Bevor wir die mittelalterliche Altstadt und die neuzeitlichen Souvenirshops stürmten, hörten wir eine Orgelmusik, gespielt von Ulla Krigul, in der Domkirche St. Marien.

 

 

 

 

 

Am Abend wurden wir sehr herzlich von der Austausch-Koordinatorin Liis Somelar und Schülern aus dem Chor in der Aula des Miina-Härma-Gymnasiums empfangen und anschließend mit einem Begrüßungsordner und Schokolade unterm Arm an die herzlichen Gastfamilien übergeben. Wir verbrachten den Abend mit unserer neuen Familie auf Zeit. Obwohl das Wetter angenehm warm war, ließen wir es uns nicht nehmen, die Sauna, die fast jede estnische Familie in ihrer Wohnung hat, auszuprobieren.

 

 

 

Am Sonntag lernten wir die faszinierend schöne Natur Estlands kennen, die wir bis dahin nur aus dem Bus heraus gesehen hatten. Wir gingen im Saare-Järve-Nationalpark in zwei Gruppen mit den Austauschschülerinnen und -schülern wandern – wobei ‚balancieren’ es eher trifft: In der faszinierenden Moorlandschaft bewegt man sich nämlich über breite Bretter von Biberbau zu Fliegenpilz, von Blaubeere zu Sonnentau.

 

 

Begleitet wurden wir von einem ebenso wissensstarken wie unterhaltsamen Erdkundelehrer des Miina-Härma-Gymnasiums, der uns auf Deutsch führte. Danach grillten wir Stockbrot und Marshmallows über einem gemütlich knisternden Lagerfeuer. Anschließend verbrachten wir alle gemeinsam den Nachmittag im Jugendzentrum von Tartu. Dort spielten wir Gesellschaftsspiele und vertieften die bereits entstandenen Freundschaften.

 

 

 

 

Am Montag begleiteten wir die estnischen Schülerinnen und Schüler in ihren Unterricht und lernten einige Besonderheiten der estnischen Schule kennen: Unterricht auf Englisch, toll ausgestattete Räume – und sogar Handys waren nicht verboten! Anschließend begann unsere erste Chorprobe. Am Nachmittag wurden wir von zwei Deutsch lernenden Schülerinnen durch Tartu geführt und bewunderten die Sehenswürdigkeiten ihrer Stadt.

Am Dienstag durften wir die erste gemeinsame Chorprobe mit dem Chor des Miina-Härma-Gymnasiums und seines Profi-Dirigenten Markus Leppoja erleben.

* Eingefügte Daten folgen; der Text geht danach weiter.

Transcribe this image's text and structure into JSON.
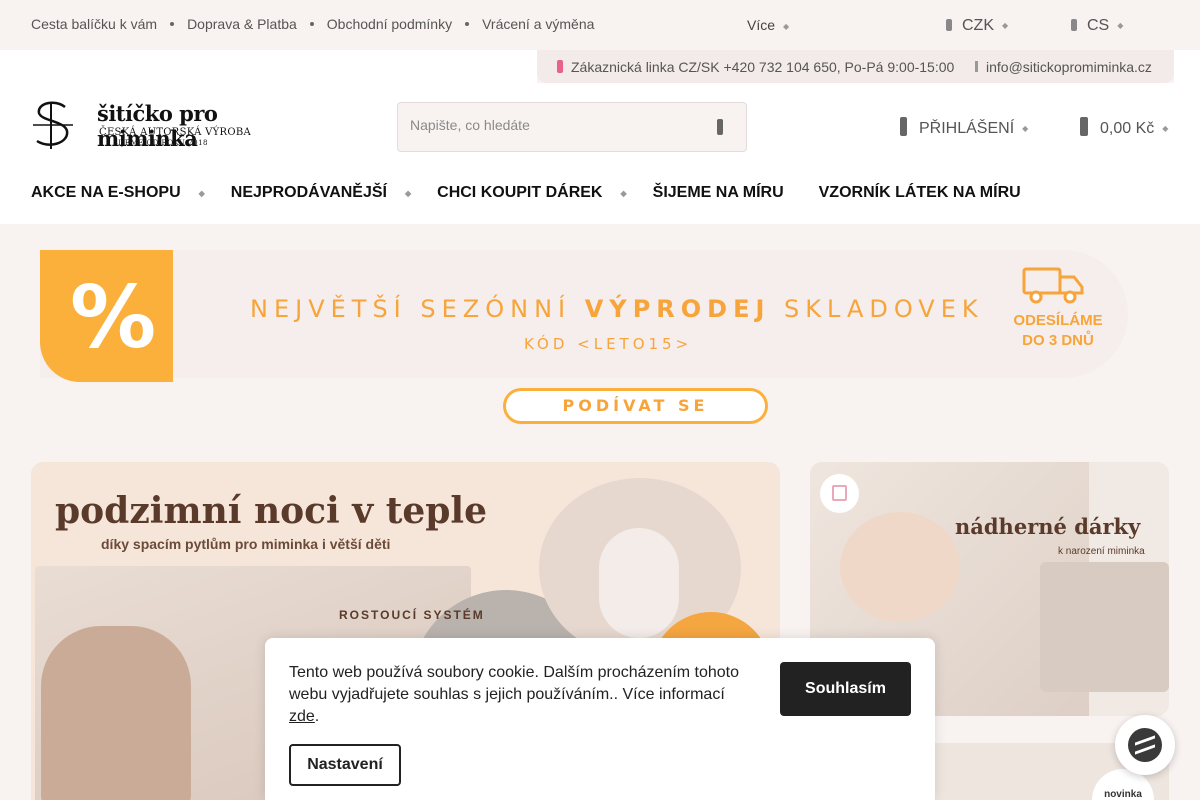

Nach dem hohen C ging es noch höher hinaus – und zwar ins Planetarium! Bzw. ins AHHAA -Center in der Tartuer Innenstadt, wo wir den Rest des Tages verbrachten und mit dem Fahrrad auf einem Hochseil fuhren, uns in einem schrägen Raum gegen die Wände fallen ließen und mit eigener Kraft an einem Turm hinaufziehen konnten. Das AHHAA-Center vermittelt nämlich Wissenschaft durch Selbermachen und gilt als eines der modernsten und fortschrittlichsten Wissenschaftszentren des Baltikums. Dort besuchten wir auch besagtes Planetarium, wo wir gleichzeitig fünf Millionen Sterne sehen konnten.

 

 

 

 

 

Am Mittwochmorgen hatten wir erneut eine Probe, bevor wir unser erstes Konzert in der Schule vor eingeladenen Klassen gaben. Dort sangen wir u. a. die Lieder, die wir auch bereits im Reisekonzert in Bielefeld präsentiert hatten. Der estnische Chor sang ebenfalls zwei Lieder – ein für uns neues und wunderschönes Klangerlebnis. Gemeinsam sangen wir Evening rise, Ärkamise aeg und den ersten Satz aus Antonio Vivaldis Gloria, begleitet vom Orchester, das in kürzester Zeit einen brillanten Klang entwickelte.

 

Anschließend fuhren wir zum Estnischen Nationalmuseum, wo auf insgesamt 6.000 qm Ausstellungsfläche die Kulturgeschichte Estlands anschaulich vorgestellt und erklärt wird. Es spiegelt mit seiner faszinierenden Architektur und seinen Ausstellungen zukunftsweisend die Tradition.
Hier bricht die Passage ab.